Industrial output rose in July at a slightly better pace than expected as a further rebound in the auto industry offset a big plunge in output at the nation’s utilities.

The Federal Reserve reported Friday that industrial production edged up 0.2 percent last month. That was half the pace of the 0.4 percent gain in June, but it did surpass analysts’ expectations for flat production in July.

The increase reflected a 0.4 percent gain in output at manufacturing plants. Motor vehicles and parts showed the biggest increase in manufacturing, advancing for a third straight month.

These gains were not seen as signaling a sustained rebound, however, given the problems facing the auto industry this year. Instead, the rebound in auto activity was viewed as a temporary improvement because a strike ended at parts supplier American Axle.

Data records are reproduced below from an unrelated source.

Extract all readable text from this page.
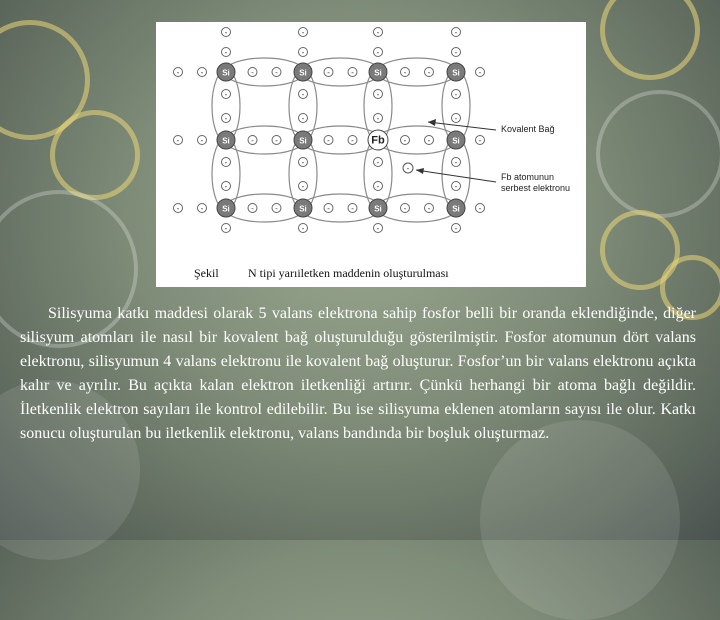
-	-	-	-	-	-
-
-	-
-	-	-	-	-	-
-
-	-
-	-	-	-	-	-
-
-	-
-
-
-
-
-
-
-
-
-
-
-
-
-
-
-
-
-
-
-
-
-
-
-
-
-
-
-
-
Si	Si	Si	Si
Si	Si	Fb	Si
Si	Si	Si	Si
-
Kovalent Bağ
Fb atomunun
serbest elektronu
Şekil N tipi yarıiletken maddenin oluşturulması
Silisyuma katkı maddesi olarak 5 valans elektrona sahip fosfor belli bir oranda eklendiğinde, diğer silisyum atomları ile nasıl bir kovalent bağ oluşturulduğu gösterilmiştir. Fosfor atomunun dört valans elektronu, silisyumun 4 valans elektronu ile kovalent bağ oluşturur. Fosfor’un bir valans elektronu açıkta kalır ve ayrılır. Bu açıkta kalan elektron iletkenliği artırır. Çünkü herhangi bir atoma bağlı değildir. İletkenlik elektron sayıları ile kontrol edilebilir. Bu ise silisyuma eklenen atomların sayısı ile olur. Katkı sonucu oluşturulan bu iletkenlik elektronu, valans bandında bir boşluk oluşturmaz.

Even with the recent gains, production at auto plants remained 10.4 percent below where it was a year ago as automakers struggle with slumping demand due to the weak economy and the big spike in gas prices, which has hurt sales of their once-popular sport utility vehicles.



The modest increases in June and July production had followed three straight monthly declines. The manufacturing sector has been battered by the prolonged slump in housing and the multiple problems in the auto industry. Many economists viewed the slight strength in the past two months as temporary given what’s ailing the broader economy.

“Unfortunately, housing activity continues to worsen, job losses continue, inflation is rampant, credit is more difficult to obtain and firms remain cautious about capital investments,” said Daniel Meckstroth, chief economist for the Manufacturers Alliance/MAPI. “We think manufacturing will remain in a slow, shallow, downward trend until early 2009.”

Other analysts noted the industries that did well in July were for the most part connected to exports, which have been booming this year as declines in the dollar have boosted the competitiveness of U.S. products in foreign markets.